The media group said it could not provide an outlook for the second quarter or the rest of the year until the full impact of the crisis becomes clearer.
Group revenues for the first quarter were more or less flat year-on-year, growing by only 1% to reach €913, even before the full impact of the coronavirus was felt.
EBITDA was down to €157 million from €190 million, while net income fell from €94 million to €58 million.
The company said that advertising revenues were hit in the second half of March, with SevenOne Entertainment Group’s sales falling by 3% over the quarter.
A decline in revenues from Red Arrow Studios as production activity ground to a halt was cushioned to some extent by growth at digital unit Studio71, with the overall business unit seeing revenues fall by 0.5% to €134 million.
The company said its financial liquidity remains solid.

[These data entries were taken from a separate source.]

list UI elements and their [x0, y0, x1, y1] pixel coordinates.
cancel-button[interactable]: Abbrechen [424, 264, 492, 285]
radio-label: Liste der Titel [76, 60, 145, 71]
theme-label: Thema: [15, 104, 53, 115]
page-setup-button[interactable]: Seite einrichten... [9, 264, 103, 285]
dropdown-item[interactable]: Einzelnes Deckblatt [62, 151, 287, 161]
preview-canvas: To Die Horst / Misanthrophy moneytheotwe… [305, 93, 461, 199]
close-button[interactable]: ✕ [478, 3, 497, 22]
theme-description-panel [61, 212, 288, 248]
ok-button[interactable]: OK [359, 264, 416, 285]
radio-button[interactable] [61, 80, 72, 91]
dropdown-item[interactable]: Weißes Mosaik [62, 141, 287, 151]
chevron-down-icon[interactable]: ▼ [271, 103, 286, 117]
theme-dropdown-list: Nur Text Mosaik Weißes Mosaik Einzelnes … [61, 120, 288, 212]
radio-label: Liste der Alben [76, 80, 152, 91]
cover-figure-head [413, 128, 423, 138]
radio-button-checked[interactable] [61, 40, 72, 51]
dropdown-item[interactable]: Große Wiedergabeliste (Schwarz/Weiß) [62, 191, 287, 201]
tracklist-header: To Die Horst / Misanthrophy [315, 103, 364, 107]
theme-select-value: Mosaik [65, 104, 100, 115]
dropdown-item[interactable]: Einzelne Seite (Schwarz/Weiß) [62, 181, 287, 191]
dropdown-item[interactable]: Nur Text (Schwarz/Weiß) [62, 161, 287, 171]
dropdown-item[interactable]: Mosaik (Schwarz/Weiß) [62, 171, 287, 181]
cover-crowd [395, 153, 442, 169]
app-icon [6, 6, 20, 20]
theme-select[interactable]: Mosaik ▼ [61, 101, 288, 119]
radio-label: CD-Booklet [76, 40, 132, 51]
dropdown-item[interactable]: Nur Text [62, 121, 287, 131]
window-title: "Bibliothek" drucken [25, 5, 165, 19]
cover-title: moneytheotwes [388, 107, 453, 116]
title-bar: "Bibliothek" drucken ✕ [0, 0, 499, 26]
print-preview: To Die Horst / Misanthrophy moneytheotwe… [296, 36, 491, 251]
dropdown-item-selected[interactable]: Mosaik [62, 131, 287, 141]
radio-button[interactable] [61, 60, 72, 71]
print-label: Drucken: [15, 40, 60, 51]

It drew €350 million of a revolving credit facility at the beginning of this month to ensure access to liquidity reserves.
“Our business was well on track until mid-March when first COVID-19 effects started to affect our performance across all segments. As the duration and full implications of the pandemic still remain uncertain, it is impossible to provide forecasts on our full-year results at this moment. Therefore, we decided to withdraw our financial outlook for 2020 as well as the 2019 dividend proposal,” said chairman and chief financial officer Rainer Beaujean.
Analysts at Berenberg said that they expected “ things will get worse before they get better for the broadcasters and that May, not April, will be the trough for ProSiebenSat.1” with any improvement due to relaxation of lockdown rules in Germany being felt in June, “given the need for advanced bookings”. The analysts said that the Q1 performance was “actually a touch better than expected” given the sharp decline in ad sales in the second half of March.
Berenberg said that the mixed nature of ProSiebenSat.1’s NuCom ecommerce portfolio meant that this division was likely to be more stable than other parts of the company.
ProSiebenSat.1 has been the object of speculation that it could be the target of an acquisition or break-up. Mediaset, which has made no secret of a desire to lead pan-European media consolidation, recently upped its stake in the company and indicated that it wanted to do more if German regulators did not object.